Why JSON API design matters more than you think
A poorly designed JSON API doesn't just frustrate the developers integrating with it — it creates real business costs. Ambiguous field names lead to bugs in production. Inconsistent date formats cause parsing errors across time zones. Missing pagination causes mobile apps to download gigabytes of unnecessary data. Every API design decision has downstream consequences.
These are the practices I've learned from integrating with hundreds of APIs and building my own.
1. Use camelCase for field names (consistently)
Pick one naming convention and stick to it throughout your entire API. The JavaScript ecosystem expects camelCase (firstName). Python and Ruby developers often prefer snake_case (first_name). The wrong choice doesn't matter — inconsistency does. An API that uses userId in one endpoint and user_id in another is a maintenance nightmare.
2. Always return the same shape
The most common API frustration: a field that is sometimes a string, sometimes a number, sometimes null, and sometimes missing entirely. Every field should have a consistent type. If a value is optional, it should always be present — either with a value or as null. Never simply omit it when empty.
3. Use ISO 8601 for all dates and times
Always. No exceptions. The format is 2026-05-06T14:30:00Z. Never return dates as Unix timestamps without documentation, never return locale-specific formats like "05/06/2026" (is that May 6th or June 5th?), and never return date strings without timezone information. ISO 8601 is unambiguous and parseable by every language's standard library.
4. Paginate everything that returns lists
Any endpoint that returns a collection should support pagination. Even if you only have 10 items today, you'll have 100,000 tomorrow. Cursor-based pagination (returning a nextCursor token) is better than offset-based pagination for large datasets — it's consistent when items are added or deleted between pages.
5. Return useful error objects
A 400 response with body {"error": "Bad request"} is useless. A good error response tells the client exactly what went wrong:
{"error": {"code": "INVALID_EMAIL", "message": "The email field must be a valid email address", "field": "email"}}
Include a machine-readable error code, a human-readable message, and (where applicable) the specific field that caused the error.
6. Version your API from day one
Put the version in the URL path: /v1/users, /v2/users. Never in a header — headers are invisible to browser caches and load balancers. Versioning allows you to make breaking changes without breaking existing integrations. The cost of not versioning is enormous — you become trapped by your first design decisions forever.

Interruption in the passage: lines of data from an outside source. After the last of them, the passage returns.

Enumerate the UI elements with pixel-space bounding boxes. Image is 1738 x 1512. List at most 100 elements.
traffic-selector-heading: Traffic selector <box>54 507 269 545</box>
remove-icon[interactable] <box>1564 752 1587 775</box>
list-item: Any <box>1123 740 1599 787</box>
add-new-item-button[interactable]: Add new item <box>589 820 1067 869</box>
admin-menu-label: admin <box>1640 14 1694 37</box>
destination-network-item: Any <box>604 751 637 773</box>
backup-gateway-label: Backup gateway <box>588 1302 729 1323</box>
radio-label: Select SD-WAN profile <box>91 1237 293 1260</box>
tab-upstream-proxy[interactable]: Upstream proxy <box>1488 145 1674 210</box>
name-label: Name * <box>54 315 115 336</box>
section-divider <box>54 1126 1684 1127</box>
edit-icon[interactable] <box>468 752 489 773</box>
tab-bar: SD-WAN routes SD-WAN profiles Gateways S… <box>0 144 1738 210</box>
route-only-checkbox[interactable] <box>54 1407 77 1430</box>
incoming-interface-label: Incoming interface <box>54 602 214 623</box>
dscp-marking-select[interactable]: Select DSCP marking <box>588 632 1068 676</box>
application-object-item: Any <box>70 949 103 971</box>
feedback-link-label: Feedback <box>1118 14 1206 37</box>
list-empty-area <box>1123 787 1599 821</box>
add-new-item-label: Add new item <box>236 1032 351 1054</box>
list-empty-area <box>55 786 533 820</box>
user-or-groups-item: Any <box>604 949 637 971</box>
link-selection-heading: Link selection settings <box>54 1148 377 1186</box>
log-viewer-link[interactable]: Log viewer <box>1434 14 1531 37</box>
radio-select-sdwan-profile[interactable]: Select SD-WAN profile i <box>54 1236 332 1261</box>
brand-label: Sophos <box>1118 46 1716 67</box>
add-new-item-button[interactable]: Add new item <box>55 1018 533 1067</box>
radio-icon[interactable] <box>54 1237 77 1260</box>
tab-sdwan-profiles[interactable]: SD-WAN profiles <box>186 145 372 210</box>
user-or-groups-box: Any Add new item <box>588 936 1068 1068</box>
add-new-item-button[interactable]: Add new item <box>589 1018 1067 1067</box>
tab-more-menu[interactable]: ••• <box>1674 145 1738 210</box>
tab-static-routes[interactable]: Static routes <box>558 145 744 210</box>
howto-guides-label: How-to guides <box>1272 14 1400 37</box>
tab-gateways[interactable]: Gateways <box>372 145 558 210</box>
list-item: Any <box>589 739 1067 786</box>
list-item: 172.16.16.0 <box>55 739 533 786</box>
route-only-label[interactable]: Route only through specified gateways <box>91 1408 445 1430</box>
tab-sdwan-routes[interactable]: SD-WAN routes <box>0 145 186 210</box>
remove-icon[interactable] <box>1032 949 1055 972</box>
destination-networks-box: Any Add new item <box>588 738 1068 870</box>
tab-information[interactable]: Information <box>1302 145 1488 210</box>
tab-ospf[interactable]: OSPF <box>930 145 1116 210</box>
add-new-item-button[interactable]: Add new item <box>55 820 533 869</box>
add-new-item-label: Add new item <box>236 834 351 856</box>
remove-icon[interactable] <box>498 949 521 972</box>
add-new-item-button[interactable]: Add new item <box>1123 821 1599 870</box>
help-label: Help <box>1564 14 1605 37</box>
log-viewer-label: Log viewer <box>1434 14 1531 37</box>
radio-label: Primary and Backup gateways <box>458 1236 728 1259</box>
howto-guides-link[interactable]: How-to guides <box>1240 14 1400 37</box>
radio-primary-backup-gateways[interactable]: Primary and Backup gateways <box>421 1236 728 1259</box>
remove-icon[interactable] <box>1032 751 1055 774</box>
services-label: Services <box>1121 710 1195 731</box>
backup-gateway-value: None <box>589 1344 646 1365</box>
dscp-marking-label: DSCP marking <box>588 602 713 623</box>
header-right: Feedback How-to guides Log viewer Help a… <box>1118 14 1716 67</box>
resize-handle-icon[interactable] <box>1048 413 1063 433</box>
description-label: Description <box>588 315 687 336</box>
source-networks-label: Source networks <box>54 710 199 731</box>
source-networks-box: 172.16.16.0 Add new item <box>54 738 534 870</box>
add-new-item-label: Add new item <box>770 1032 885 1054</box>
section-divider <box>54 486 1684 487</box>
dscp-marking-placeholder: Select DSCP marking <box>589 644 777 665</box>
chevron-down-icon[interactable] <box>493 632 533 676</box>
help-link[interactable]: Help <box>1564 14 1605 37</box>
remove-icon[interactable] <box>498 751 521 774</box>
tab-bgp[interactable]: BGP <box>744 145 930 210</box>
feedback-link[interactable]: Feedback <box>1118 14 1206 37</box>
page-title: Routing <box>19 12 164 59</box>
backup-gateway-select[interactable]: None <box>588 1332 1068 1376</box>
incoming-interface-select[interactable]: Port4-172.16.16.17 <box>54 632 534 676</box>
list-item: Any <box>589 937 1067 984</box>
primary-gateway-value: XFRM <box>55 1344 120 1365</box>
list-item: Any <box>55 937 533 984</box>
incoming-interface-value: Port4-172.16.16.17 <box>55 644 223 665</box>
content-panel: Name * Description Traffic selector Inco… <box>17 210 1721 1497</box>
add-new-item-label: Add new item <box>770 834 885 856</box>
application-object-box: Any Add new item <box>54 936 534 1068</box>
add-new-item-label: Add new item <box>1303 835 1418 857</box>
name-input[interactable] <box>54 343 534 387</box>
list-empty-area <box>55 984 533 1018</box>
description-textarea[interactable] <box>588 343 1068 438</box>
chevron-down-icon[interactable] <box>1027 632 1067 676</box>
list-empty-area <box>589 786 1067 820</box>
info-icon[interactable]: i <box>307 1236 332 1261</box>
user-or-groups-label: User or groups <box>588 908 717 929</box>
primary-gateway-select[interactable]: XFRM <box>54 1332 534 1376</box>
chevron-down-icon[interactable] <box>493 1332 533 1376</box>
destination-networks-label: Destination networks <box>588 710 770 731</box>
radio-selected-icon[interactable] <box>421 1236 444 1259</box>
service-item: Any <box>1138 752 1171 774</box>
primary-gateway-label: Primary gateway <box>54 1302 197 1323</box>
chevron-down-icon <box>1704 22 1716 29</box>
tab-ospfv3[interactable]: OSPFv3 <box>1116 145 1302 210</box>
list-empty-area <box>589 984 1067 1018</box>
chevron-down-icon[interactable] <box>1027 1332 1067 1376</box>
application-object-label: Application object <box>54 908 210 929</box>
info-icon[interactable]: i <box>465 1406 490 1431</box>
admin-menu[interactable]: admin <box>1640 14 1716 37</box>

7. Use HTTP status codes correctly
200 for success. 201 for created. 204 for success with no response body. 400 for client errors (bad request). 401 for unauthenticated. 403 for unauthorized (authenticated but not allowed). 404 for not found. 422 for validation errors. 429 for rate limited. 500 for server errors. The cardinal sin: returning 200 with {"success": false} — that breaks every HTTP client's error handling.